The Statue of Liberty seen through smoke as wildfires in Canada cause hazy conditions in New York City on June 7, 2023.  (ANGELA WEISS/AFP via Getty)

“Fine particulate matter consists of tiny solid particles or liquid droplets in the air that are 2.5 microns or less in diameter,” the advisory reads, citing short-term health issues that can arise from exposure. That includes ear, nose, and throat irritation as well as sneezing, coughing, and shortness of breath. It also noted it can worsen existing health conditions.

Further, the advisory urges New Yorkers to take steps to reduce pollution, urging them to take mass transit, use fans to circulate air rather than an air conditioner, and “limit use of household appliances.” It remains unclear how doing those things would reduce the actual problem at hand: Reducing wildfire smoke in the area.

The advisory is in effect until 11:59 p.m.

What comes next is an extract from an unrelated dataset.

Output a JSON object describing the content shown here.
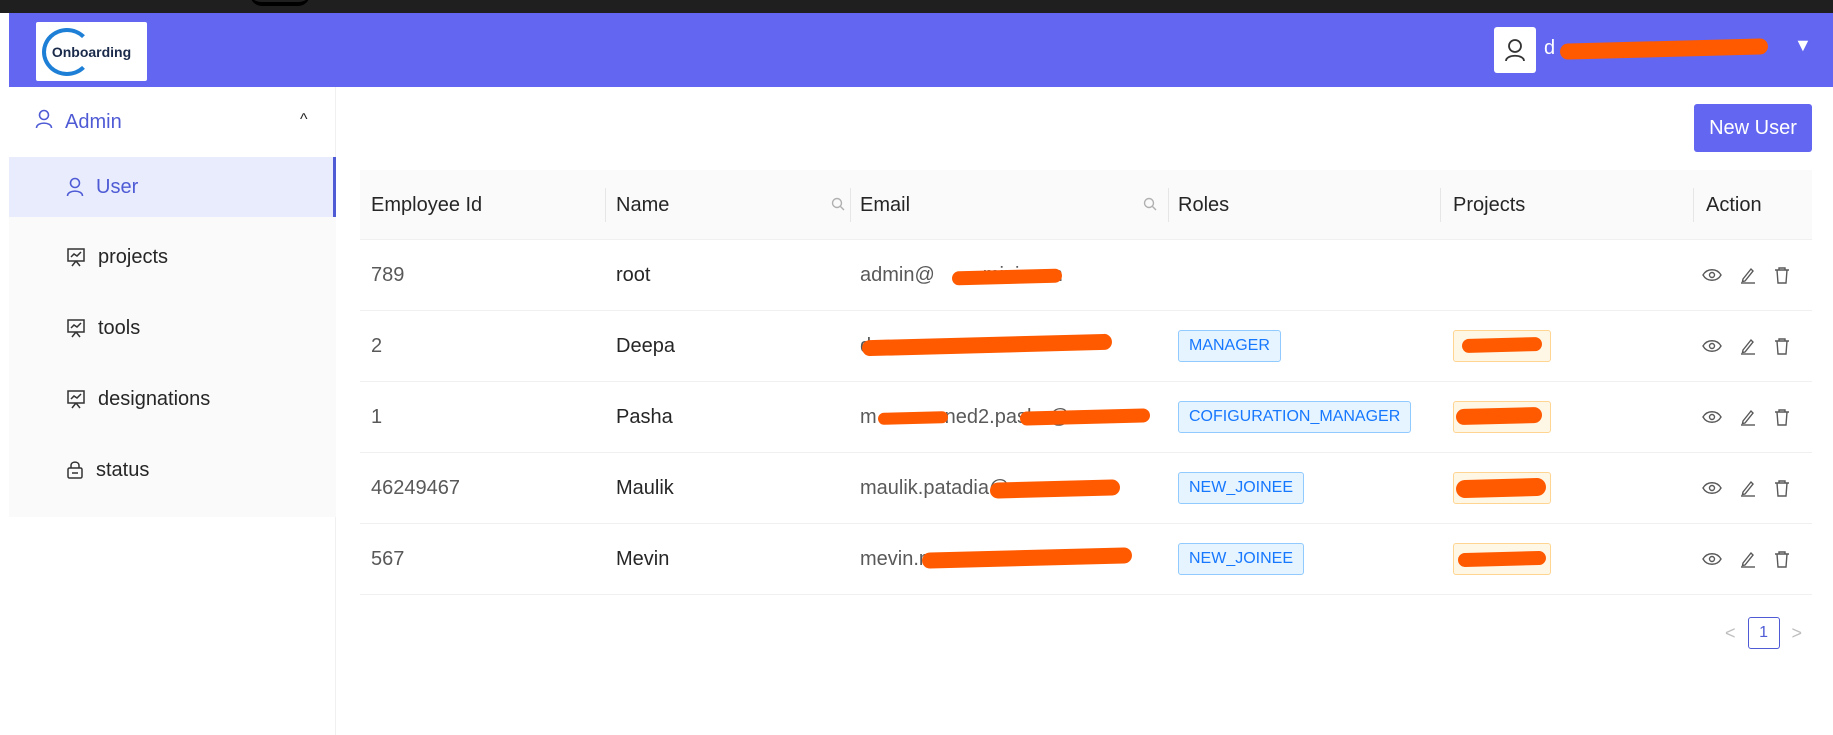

Eastern.

Several other areas of the country are also experiencing decreased air quality due to the smoke, spanning from New Hampshire to South Carolina. According to NBC News, “about 98 million people in parts of 18 states” are under air quality alerts:

New York City ranked second and Detroit third among major cities for the worst air quality worldwide around 1 a.m. ET today, according to IQAir, a Swiss air monitoring company.